The Historian

The Historian by Elizabeth Kostova may have been my favorite book of 2018 for its detail, complexity, and the blending of the history and folklore of Vlad Tepes (Vlad the Impaler) and his fictional counterpart, Count Dracula.

It kicked off a series of Dracula books for me in 2018. Dracula is a fascinating legend to begin with, and as I said previously, I did a lot of “scary” in 2018. The Historian isn’t a typical “horror” story but there are a lot of elements of it, and it’s definitely a suspenseful book. I’d put it mostly under historical fiction, but it’s a lot more complicated than that.

The Historian is a story within a story. It’s actually a story within a story within a story, but it begins to get confusing if you think about it too hard, and it really wasn’t a confusing book. Don’t get me wrong – it was long and quite dense. I did the audiobook version and it was 24 hours? 26? It was long.

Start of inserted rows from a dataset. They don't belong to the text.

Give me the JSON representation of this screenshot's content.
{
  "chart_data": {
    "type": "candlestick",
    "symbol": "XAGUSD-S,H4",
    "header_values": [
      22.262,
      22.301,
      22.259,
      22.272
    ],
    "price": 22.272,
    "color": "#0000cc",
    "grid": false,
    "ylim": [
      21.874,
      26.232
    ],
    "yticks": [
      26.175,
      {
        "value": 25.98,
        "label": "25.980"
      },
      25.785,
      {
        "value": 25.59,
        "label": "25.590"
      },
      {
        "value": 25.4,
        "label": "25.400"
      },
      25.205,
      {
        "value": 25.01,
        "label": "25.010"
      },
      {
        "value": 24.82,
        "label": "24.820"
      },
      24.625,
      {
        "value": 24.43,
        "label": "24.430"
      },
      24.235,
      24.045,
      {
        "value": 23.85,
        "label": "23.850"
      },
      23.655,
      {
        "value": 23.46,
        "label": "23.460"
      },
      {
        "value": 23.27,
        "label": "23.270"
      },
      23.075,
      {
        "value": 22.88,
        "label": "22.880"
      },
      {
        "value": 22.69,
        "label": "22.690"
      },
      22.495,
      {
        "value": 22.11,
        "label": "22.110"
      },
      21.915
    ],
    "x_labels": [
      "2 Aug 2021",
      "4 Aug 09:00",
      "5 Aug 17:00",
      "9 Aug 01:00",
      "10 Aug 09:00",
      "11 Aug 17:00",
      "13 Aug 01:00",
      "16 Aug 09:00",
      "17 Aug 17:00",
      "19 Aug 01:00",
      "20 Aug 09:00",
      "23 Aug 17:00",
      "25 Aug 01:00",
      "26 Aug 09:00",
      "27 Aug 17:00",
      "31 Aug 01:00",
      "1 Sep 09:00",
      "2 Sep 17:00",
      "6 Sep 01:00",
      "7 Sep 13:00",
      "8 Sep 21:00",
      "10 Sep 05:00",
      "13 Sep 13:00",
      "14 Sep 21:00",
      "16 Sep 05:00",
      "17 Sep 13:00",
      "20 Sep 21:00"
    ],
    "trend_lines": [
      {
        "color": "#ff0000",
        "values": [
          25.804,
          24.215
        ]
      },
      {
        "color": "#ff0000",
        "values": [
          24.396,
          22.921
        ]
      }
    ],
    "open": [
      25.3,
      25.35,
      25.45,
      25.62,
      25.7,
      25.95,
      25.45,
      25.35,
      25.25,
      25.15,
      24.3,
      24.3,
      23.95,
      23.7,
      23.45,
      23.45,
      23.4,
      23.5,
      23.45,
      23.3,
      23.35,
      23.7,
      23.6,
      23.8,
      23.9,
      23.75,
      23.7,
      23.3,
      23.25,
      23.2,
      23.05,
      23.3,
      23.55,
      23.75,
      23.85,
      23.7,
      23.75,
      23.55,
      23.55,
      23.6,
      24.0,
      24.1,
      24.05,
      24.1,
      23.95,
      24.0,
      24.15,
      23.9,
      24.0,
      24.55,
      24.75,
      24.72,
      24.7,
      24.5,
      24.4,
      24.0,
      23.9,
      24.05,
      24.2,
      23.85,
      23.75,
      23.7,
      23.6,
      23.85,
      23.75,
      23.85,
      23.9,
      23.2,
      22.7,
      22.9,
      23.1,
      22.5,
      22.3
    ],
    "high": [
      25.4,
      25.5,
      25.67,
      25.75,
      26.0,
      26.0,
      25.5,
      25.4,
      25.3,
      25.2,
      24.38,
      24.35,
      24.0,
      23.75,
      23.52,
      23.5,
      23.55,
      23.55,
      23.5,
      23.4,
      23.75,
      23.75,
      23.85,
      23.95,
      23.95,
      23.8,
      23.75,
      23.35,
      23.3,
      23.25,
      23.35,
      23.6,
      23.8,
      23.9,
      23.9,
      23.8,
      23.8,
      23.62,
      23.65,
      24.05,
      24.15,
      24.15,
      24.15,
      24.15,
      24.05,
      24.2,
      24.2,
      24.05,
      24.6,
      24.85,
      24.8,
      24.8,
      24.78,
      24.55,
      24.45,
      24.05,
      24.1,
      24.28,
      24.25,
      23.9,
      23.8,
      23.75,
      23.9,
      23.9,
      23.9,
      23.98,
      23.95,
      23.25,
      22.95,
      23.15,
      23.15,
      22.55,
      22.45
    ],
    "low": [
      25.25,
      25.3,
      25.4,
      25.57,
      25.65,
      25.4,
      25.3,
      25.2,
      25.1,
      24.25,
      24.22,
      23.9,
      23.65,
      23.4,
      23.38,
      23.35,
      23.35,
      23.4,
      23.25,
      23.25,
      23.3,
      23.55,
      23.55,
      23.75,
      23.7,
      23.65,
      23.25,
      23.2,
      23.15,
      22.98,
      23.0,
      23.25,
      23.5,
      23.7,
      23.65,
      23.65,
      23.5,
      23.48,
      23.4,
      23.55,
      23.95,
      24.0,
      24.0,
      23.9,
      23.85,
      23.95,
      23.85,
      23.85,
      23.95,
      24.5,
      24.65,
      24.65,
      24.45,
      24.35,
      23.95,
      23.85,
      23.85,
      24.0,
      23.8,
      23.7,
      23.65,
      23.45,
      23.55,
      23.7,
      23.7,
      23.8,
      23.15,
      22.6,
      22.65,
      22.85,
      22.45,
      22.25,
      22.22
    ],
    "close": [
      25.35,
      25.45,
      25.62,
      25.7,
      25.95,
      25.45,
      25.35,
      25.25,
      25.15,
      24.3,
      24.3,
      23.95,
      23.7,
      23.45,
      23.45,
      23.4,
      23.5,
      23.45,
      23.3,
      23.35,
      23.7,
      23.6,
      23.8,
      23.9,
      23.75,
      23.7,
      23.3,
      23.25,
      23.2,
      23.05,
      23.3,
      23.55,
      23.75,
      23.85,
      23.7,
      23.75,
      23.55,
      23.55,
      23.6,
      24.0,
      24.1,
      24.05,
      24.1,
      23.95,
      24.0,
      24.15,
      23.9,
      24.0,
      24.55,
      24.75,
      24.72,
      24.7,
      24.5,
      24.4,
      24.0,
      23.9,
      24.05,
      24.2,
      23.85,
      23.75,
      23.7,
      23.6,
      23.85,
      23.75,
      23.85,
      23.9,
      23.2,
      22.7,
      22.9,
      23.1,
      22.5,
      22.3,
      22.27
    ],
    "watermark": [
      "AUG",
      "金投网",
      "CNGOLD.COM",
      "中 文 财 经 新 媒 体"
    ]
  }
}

But it wasn’t confusing.

The unnamed narrator, in Amsterdam in the 1970s, finds a vellum book with a woodcut of a dragon associated with Dracula, and she asks her father, Paul, about it. He explains that he found it in his study carrel during his time as a graduate student in the 1950s. He took it to his mentor/advisor, Professor Bartholomew Rossi, and discovered Rossi had also found one when he was a graduate student in the 1930s. Rossi researches Vlad Tepes, the Dracula myth, and these mysterious books. Rossi travels as far as Istanbul, but unexplained circumstances and characters send him back to his graduate work at the university and Rossi, in the 1950s, informs Paul that he believes that Dracula is, somehow, still alive. After meeting with Paul, Rossi disappears.

There are smears of blood on Rossi’s desk and on the ceiling, but other than that, everything is in place. The police suspect run of the mill foul play, but Paul is certain that something involved in research into the Dracula legend is to blame for his disappearance.

The majority of the book follows the 1950s story, with cuts in and out to the 1930s and 1970s storylines, with all three of the main characters – the narrator, Paul, and Rossi – researching the Dracula myth in Europe and eventually converging later in the book.

As I said, the blending of history and folklore in this story made it one of my favorites of 2018. There’s tons of cool info about Vlad Tepes, the Dracula legend, and Europe in general. I loved the story surrounding the narrator, Paul, and Rossi as well as the ambiguous ending.

The Historian was one of those books that made me sad it was over, like it should have kept going, like there was even more story that could have been told. It was so good that I jumped on Kostova’s The Swan Thieves, which ended up being one of the books I returned early and didn’t finish last year. I don’t know if Kostova is a one hit wonder, but if she is, I very much enjoyed and highly recommend this one hit. If you enjoy history and folklore like I do, I think you’ll like The Historian as well.